On Fri, 10 Aug 2007, Max Inux wrote:
Of course the CDN wouldn't know or care, it would however possibly lead to that user experiencing negative performance or availability outside the realm of the CDN's control. I know where we are we move things via dns atleast 2xTTL early, usually more, but emergency situations (i.e. taiwan earthquake, fiber cuts, oc192 outages etc.) would have serious negative implications for users or servers ignoring the TTL- it is sometimes set for a legitimate reason.

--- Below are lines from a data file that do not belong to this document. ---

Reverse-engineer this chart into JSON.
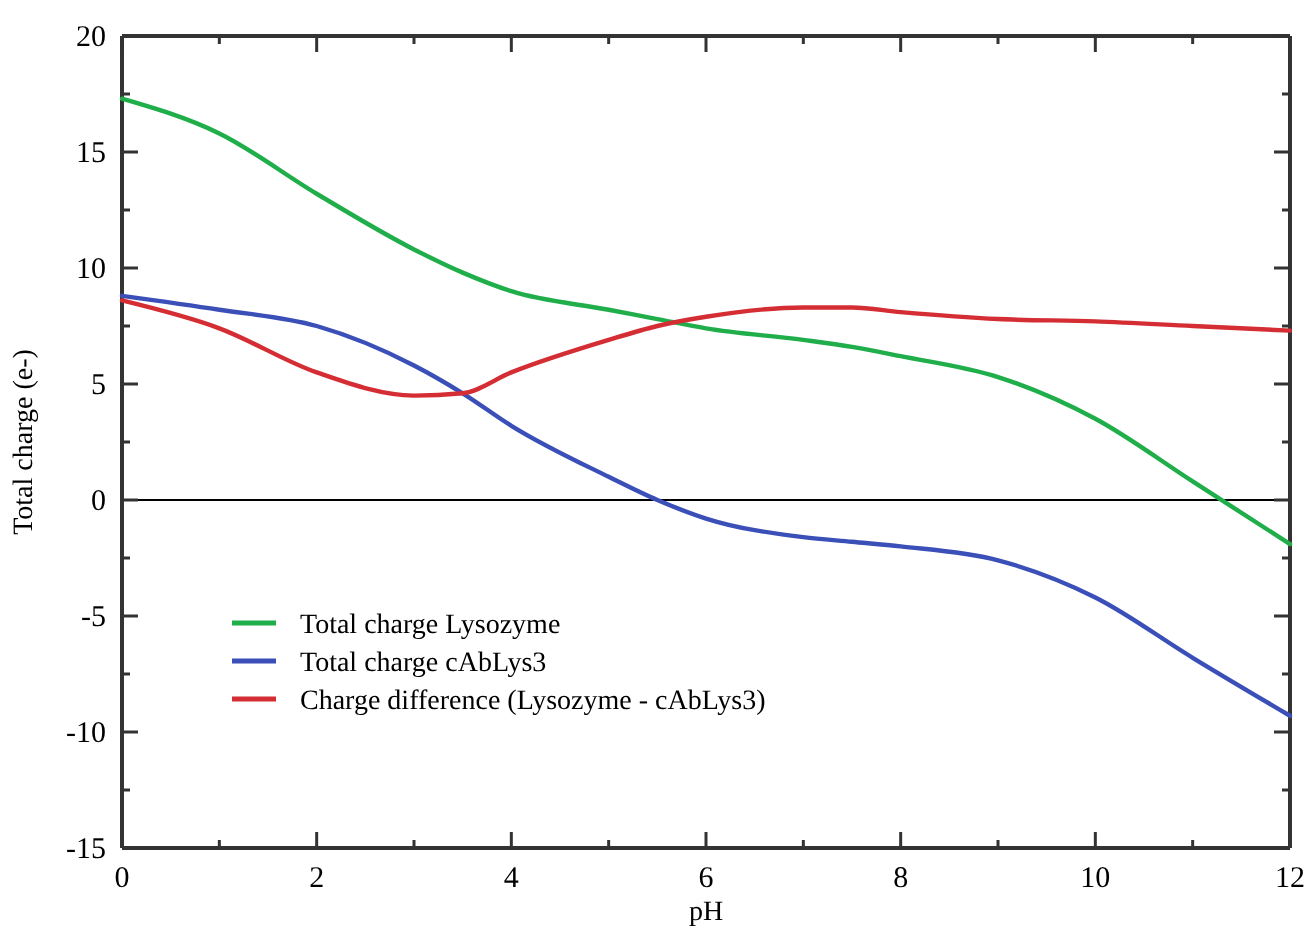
{
  "chart_data": {
    "type": "line",
    "xlabel": "pH",
    "ylabel": "Total charge (e-)",
    "xlim": [
      0,
      12
    ],
    "ylim": [
      -15,
      20
    ],
    "xticks": [
      0,
      {
        "value": 1,
        "label": null
      },
      2,
      {
        "value": 3,
        "label": null
      },
      4,
      {
        "value": 5,
        "label": null
      },
      6,
      {
        "value": 7,
        "label": null
      },
      8,
      {
        "value": 9,
        "label": null
      },
      10,
      {
        "value": 11,
        "label": null
      },
      12
    ],
    "yticks": [
      -15,
      {
        "value": -12.5,
        "label": null
      },
      -10,
      {
        "value": -7.5,
        "label": null
      },
      -5,
      {
        "value": -2.5,
        "label": null
      },
      0,
      {
        "value": 2.5,
        "label": null
      },
      5,
      {
        "value": 7.5,
        "label": null
      },
      10,
      {
        "value": 12.5,
        "label": null
      },
      15,
      {
        "value": 17.5,
        "label": null
      },
      20
    ],
    "x": [
      0,
      1,
      2,
      3,
      3.5,
      4,
      5,
      5.5,
      6,
      7,
      7.5,
      8,
      9,
      10,
      11,
      12
    ],
    "series": [
      {
        "name": "Total charge Lysozyme",
        "color": "#1fae4a",
        "values": [
          17.3,
          15.8,
          13.2,
          10.8,
          9.8,
          9.0,
          8.2,
          7.8,
          7.4,
          6.9,
          6.6,
          6.2,
          5.3,
          3.5,
          0.8,
          -1.9
        ]
      },
      {
        "name": "Total charge cAbLys3",
        "color": "#3b4fb8",
        "values": [
          8.8,
          8.2,
          7.5,
          5.8,
          4.6,
          3.2,
          1.0,
          0,
          -0.8,
          -1.6,
          -1.8,
          -2.0,
          -2.6,
          -4.2,
          -6.8,
          -9.3
        ]
      },
      {
        "name": "Charge difference (Lysozyme - cAbLys3)",
        "color": "#d42e34",
        "values": [
          8.6,
          7.4,
          5.5,
          4.5,
          4.6,
          5.5,
          6.9,
          7.5,
          7.9,
          8.3,
          8.3,
          8.1,
          7.8,
          7.7,
          7.5,
          7.3
        ]
      }
    ],
    "ref_lines": [
      {
        "axis": "y",
        "value": 0,
        "color": "#000000"
      }
    ],
    "legend": "bottom left",
    "grid": false,
    "marker": "none",
    "line_style": "solid"
  }
}
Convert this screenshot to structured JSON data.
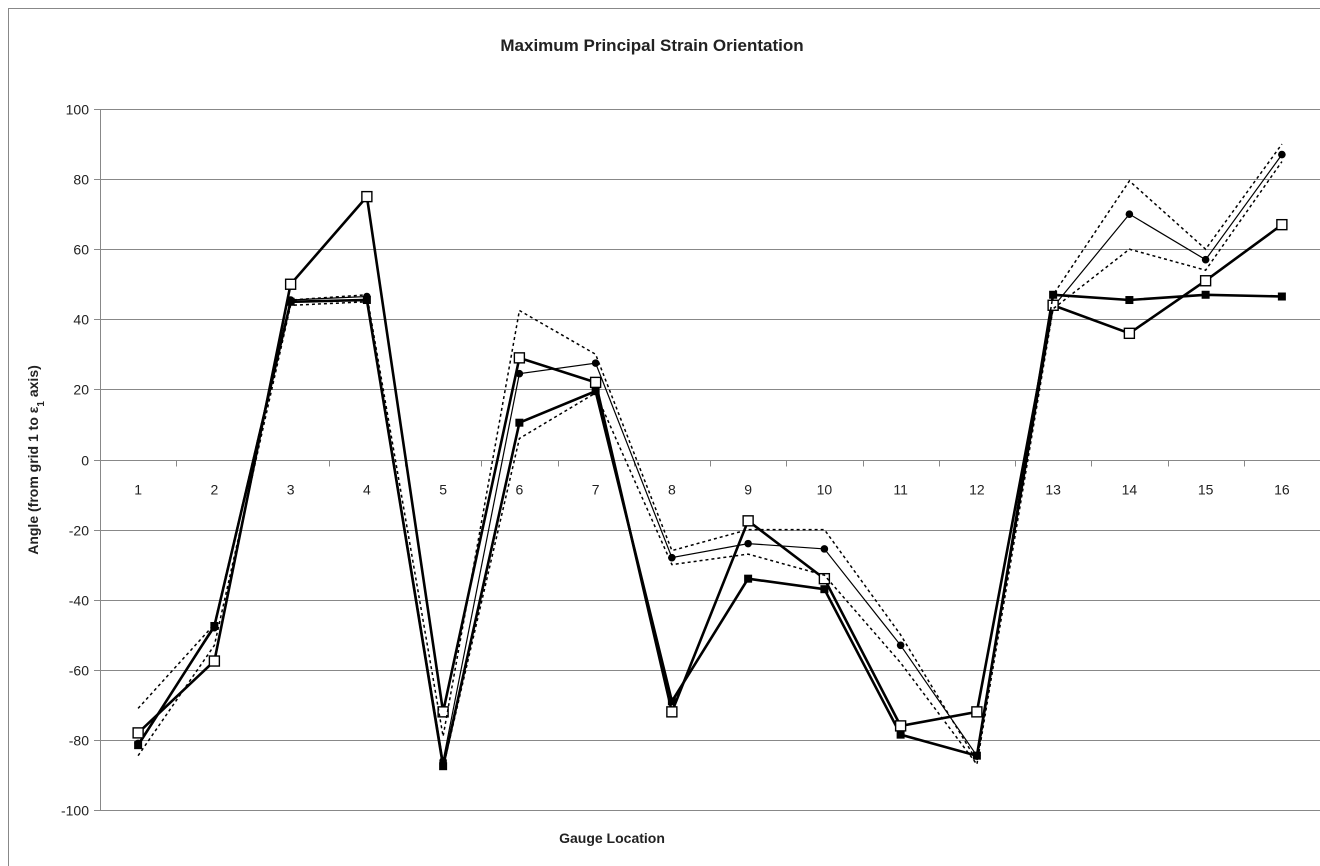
{
  "chart_data": {
    "type": "line",
    "title": "Maximum Principal Strain Orientation",
    "xlabel": "Gauge Location",
    "ylabel": {
      "prefix": "Angle (from grid 1 to ε",
      "subscript": "1",
      "suffix": " axis)"
    },
    "categories": [
      "1",
      "2",
      "3",
      "4",
      "5",
      "6",
      "7",
      "8",
      "9",
      "10",
      "11",
      "12",
      "13",
      "14",
      "15",
      "16"
    ],
    "yticks": [
      100,
      80,
      60,
      40,
      20,
      0,
      -20,
      -40,
      -60,
      -80,
      -100
    ],
    "ylim": [
      -100,
      100
    ],
    "grid": true,
    "legend": "none",
    "colors": {
      "line": "#000000",
      "grid": "#888888",
      "text": "#222222"
    },
    "series": [
      {
        "style": "solid-thick-square-filled",
        "values": [
          -81.5,
          -47.5,
          45,
          45.5,
          -87.5,
          10.5,
          19.5,
          -69,
          -34,
          -37,
          -78.5,
          -84.5,
          47,
          45.5,
          47,
          46.5
        ]
      },
      {
        "style": "solid-thin-circle",
        "values": [
          -81,
          -48,
          45.5,
          46.5,
          -86,
          24.5,
          27.5,
          -28,
          -24,
          -25.5,
          -53,
          -84.5,
          43.5,
          70,
          57,
          87
        ]
      },
      {
        "style": "solid-thick-square-open",
        "values": [
          -78,
          -57.5,
          50,
          75,
          -72,
          29,
          22,
          -72,
          -17.5,
          -34,
          -76,
          -72,
          44,
          36,
          51,
          67
        ]
      },
      {
        "style": "dotted",
        "values": [
          -71,
          -47,
          45.5,
          47,
          -79,
          42.5,
          30,
          -26,
          -20,
          -20,
          -50,
          -86,
          47,
          79.5,
          60,
          90
        ]
      },
      {
        "style": "dotted",
        "values": [
          -84.5,
          -53,
          44,
          45,
          -88,
          6,
          19,
          -30,
          -27,
          -33,
          -58,
          -87,
          43,
          60,
          54,
          85
        ]
      }
    ]
  }
}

I'm sorry, I think you or I miscommunicated... What I was asking, as 'how does the CDN or CDN operator know that the recursive server is ignoring the TTL returned with the RR as opposed to client side issues?' Your response didn't really answer that part. I ask because you seem to have data proving ( to some extent ) that 'many nameservers ignore ttls', I was curious how you'd gathered that, and how you'd know that the nameservers (aside from querying them directly) were ignoring TTLs on RRs. Thanks.
On Aug 10, 2007, at 6:22 PM, Chris L. Morrow wrote:
On Aug 10, 2007, at 9:13 AM, Max Inux wrote:
Working for a content delivery network I can tell you that there are many nameservers ignoring TTL that affect many users (AOL being the largest american one). Coincidentally AOL users aren't
So, I'd also ask this, do you know it's the recursive server, or is the behavior that you see related more to the application caching and not respecting the TTL? (IE for instance and it's default 30 minute, I think, ttl).
How does a CDN tell the recursive server is doing this vice the client app?